Just read a small remark in Greg's post about Europa Universalis III that I found interesting:

3D? Oh yeah, everything has to be 3D these days. But from what I can tell from the screenshots, this means that the soldiers standing atop your provinces are 3D models instead of sprites. That is to say, no impact on gameplay, and really, why bother.

I think 3D graphics can have many advantages that do not impact gameplay, either positively or negatively - advantages that make it worth doing in my opinion.

Personally, if I were to make a game, it would probably have 3D graphics with a 2D camera. Why? Process intensity. The computer knows something about what it's displaying, so it can manipulate it. With a 3D model of a soldier, I can re-use animations, I can change the colours of clothes, swap out pieces of clothing and accessories (weapons, typically), I can construct random soldiers out of individual bits. (Spore is a good example of what you can do if you take this to extremes.)

This is hard to do in 2D. I've seen the development of pre-rendered / hand-pixeled games. The Settlers 2 (not the remake... damn I'm old) had insane amounts of tiny tiny bitmaps.

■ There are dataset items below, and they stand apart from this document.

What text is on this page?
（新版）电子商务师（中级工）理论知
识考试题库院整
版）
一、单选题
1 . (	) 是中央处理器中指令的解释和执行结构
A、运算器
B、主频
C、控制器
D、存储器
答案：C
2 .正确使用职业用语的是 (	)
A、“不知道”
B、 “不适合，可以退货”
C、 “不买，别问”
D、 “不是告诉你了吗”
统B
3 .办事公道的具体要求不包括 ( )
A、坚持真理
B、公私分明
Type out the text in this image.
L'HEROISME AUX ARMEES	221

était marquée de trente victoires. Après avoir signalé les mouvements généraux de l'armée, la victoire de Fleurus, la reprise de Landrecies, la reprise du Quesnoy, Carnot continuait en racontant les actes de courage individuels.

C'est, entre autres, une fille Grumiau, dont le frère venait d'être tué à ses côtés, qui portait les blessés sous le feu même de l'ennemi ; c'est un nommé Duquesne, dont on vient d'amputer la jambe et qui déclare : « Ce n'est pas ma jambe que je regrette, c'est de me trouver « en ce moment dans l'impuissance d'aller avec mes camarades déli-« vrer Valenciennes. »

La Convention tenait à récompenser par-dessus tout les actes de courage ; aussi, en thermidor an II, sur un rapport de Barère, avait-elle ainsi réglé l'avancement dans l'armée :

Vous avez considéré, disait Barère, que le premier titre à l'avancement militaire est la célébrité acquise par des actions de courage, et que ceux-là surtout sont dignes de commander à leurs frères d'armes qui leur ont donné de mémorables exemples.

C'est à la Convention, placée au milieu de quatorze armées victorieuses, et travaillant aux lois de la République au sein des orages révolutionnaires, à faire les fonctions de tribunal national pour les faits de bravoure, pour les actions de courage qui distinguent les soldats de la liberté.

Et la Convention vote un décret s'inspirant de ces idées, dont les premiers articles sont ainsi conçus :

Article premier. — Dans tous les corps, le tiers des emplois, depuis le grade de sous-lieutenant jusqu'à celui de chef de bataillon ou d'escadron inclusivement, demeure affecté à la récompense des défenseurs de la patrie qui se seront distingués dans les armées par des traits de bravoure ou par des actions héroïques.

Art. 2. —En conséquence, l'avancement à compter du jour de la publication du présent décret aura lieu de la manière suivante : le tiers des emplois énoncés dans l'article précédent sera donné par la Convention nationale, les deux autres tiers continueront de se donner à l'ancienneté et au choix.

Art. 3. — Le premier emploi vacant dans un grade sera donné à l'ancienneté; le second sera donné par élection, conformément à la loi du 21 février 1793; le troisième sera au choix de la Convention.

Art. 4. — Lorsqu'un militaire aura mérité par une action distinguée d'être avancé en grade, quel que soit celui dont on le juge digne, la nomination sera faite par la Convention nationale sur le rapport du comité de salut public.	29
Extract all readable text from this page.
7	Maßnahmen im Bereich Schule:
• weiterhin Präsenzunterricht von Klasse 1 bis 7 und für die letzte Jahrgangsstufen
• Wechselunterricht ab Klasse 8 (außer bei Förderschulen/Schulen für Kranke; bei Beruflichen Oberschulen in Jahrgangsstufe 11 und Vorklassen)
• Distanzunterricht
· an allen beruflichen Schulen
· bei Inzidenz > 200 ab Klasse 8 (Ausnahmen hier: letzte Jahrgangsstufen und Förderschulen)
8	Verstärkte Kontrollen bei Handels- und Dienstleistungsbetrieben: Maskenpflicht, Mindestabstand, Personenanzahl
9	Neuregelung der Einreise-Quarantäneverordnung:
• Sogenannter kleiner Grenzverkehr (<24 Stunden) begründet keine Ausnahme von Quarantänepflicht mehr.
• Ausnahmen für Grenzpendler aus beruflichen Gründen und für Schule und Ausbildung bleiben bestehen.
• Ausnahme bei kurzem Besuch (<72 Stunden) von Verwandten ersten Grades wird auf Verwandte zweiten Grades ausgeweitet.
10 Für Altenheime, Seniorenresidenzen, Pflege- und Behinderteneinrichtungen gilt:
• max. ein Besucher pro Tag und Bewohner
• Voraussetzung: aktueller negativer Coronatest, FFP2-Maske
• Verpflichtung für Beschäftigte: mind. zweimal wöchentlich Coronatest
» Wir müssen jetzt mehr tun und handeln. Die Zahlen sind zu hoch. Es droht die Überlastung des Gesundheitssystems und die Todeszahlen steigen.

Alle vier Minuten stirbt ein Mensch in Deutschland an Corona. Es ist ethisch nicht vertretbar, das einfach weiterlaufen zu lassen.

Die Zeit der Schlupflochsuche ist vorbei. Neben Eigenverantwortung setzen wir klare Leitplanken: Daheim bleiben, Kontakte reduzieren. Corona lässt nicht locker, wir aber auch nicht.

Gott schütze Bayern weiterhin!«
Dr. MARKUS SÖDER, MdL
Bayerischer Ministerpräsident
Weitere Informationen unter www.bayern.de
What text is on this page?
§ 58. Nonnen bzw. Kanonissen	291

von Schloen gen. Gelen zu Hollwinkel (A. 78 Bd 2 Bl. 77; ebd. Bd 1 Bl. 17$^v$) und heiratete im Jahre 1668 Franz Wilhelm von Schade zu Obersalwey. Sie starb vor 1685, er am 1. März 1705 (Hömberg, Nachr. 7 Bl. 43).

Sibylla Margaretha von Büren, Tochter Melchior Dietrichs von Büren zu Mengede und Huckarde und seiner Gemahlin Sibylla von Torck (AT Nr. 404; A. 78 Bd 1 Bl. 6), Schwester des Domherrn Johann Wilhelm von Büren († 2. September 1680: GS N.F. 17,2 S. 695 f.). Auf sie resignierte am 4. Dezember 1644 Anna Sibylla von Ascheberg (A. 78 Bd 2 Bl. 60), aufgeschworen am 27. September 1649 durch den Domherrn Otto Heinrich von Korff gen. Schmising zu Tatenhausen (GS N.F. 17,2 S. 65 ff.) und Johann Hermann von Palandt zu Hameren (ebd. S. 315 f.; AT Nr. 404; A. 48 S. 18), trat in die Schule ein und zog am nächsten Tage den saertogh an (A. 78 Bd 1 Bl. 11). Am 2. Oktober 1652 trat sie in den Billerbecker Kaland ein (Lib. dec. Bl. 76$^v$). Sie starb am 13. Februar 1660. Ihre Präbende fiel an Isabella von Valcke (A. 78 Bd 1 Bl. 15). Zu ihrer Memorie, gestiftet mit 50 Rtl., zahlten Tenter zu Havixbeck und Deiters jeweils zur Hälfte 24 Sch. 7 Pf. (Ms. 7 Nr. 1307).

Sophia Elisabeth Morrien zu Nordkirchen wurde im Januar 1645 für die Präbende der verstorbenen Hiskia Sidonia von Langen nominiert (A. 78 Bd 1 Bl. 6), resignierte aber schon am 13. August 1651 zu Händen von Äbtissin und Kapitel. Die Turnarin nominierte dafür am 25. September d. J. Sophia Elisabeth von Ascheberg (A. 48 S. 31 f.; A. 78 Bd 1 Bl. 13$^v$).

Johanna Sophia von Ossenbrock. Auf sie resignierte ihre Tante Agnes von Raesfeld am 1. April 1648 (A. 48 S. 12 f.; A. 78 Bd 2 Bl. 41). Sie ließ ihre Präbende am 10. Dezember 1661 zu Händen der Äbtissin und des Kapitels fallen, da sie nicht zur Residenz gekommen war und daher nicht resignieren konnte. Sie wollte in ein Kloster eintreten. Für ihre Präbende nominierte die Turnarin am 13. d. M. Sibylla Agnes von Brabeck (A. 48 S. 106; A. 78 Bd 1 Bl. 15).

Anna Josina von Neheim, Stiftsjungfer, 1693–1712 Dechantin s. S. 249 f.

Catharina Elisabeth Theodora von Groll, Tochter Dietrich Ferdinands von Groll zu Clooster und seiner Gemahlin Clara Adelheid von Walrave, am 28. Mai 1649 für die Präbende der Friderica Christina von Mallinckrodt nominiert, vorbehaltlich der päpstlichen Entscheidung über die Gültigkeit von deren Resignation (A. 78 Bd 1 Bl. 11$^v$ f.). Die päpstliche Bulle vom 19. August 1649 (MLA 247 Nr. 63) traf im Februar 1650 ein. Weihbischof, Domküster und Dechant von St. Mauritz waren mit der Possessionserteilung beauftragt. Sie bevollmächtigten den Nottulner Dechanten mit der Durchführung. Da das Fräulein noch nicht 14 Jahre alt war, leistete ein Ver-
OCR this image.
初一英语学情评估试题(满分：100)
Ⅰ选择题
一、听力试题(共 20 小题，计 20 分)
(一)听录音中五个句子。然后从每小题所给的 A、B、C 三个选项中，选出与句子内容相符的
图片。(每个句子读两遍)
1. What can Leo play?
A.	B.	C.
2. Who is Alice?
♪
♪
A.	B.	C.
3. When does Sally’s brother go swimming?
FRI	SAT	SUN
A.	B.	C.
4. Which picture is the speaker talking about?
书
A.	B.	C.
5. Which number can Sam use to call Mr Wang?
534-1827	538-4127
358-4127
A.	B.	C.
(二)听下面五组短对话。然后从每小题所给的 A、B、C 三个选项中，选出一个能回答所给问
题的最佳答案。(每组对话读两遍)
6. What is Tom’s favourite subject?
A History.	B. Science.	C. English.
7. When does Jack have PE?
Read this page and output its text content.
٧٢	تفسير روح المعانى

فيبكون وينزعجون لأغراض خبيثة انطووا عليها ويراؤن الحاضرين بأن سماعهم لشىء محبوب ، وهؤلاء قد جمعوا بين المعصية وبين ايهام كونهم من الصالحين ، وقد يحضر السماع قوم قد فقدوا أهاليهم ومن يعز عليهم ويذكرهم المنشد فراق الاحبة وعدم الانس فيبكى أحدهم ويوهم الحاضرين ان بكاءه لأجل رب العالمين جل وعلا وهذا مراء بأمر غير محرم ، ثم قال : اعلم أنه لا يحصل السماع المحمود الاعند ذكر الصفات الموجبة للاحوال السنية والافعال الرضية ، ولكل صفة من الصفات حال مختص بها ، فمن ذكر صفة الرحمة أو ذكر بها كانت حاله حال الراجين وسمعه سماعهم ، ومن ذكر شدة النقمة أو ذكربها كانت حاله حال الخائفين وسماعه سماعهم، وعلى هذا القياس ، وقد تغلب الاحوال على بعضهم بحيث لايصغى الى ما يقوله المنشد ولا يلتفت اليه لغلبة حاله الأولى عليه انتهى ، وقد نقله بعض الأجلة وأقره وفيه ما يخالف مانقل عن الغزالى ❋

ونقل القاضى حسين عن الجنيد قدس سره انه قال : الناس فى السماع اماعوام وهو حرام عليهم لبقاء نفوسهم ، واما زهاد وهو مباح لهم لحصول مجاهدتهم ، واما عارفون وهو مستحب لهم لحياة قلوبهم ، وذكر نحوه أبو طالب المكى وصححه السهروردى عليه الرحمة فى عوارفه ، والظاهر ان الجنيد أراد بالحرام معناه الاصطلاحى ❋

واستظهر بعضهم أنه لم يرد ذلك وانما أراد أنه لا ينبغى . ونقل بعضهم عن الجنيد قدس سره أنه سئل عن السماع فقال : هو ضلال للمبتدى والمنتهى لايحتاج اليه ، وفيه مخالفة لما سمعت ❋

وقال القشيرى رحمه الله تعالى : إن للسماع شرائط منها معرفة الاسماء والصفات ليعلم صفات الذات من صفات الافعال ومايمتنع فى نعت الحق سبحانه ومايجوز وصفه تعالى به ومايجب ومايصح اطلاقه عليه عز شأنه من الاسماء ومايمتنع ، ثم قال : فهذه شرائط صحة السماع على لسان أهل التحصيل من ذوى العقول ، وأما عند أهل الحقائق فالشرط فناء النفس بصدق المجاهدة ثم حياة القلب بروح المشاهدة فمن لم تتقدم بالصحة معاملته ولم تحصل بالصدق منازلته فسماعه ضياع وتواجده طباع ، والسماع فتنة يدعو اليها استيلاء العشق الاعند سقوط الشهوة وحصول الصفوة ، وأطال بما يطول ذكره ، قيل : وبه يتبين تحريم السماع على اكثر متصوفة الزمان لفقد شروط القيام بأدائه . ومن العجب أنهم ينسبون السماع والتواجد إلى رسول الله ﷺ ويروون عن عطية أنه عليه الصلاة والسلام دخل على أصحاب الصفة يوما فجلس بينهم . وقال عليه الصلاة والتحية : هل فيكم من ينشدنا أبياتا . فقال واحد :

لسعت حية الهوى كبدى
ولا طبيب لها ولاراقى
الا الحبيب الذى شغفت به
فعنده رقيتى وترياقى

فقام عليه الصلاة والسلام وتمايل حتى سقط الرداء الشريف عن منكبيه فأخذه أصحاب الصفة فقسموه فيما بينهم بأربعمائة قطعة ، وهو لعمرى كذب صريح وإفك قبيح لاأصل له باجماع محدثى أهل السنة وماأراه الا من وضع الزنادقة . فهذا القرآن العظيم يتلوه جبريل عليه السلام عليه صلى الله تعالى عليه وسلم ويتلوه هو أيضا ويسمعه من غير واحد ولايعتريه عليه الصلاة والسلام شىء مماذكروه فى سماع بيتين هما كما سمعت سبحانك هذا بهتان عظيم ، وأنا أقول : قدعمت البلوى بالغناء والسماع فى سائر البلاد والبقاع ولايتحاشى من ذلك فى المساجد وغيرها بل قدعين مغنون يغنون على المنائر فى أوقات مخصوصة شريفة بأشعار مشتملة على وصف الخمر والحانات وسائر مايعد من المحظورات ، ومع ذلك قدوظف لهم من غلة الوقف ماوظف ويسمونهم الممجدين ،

Several directions per settler, several animation frames for each animation, and each settler could carry any of, what, a dozen? different objects. Custom graphics compression and display routines had to be written. One of the later Settlers games basically exploded the repository that was used to hold the data. A similar thing goes for role-playing games, where you often want to re-use enemies, give them different colours and weapons, etc. In some of the RPGs I worked on, we changed colours by remapping the colour palettes. It worked, but it was limited. And of course we had all of our 2D characters in 4 directions... all hand-pixeled.

None of the advantages of 3D I listed above have a direct impact on gameplay, but they can give the game designer more options because production limitations are reduced. And being able to dynamically change graphics can make interfaces clearer.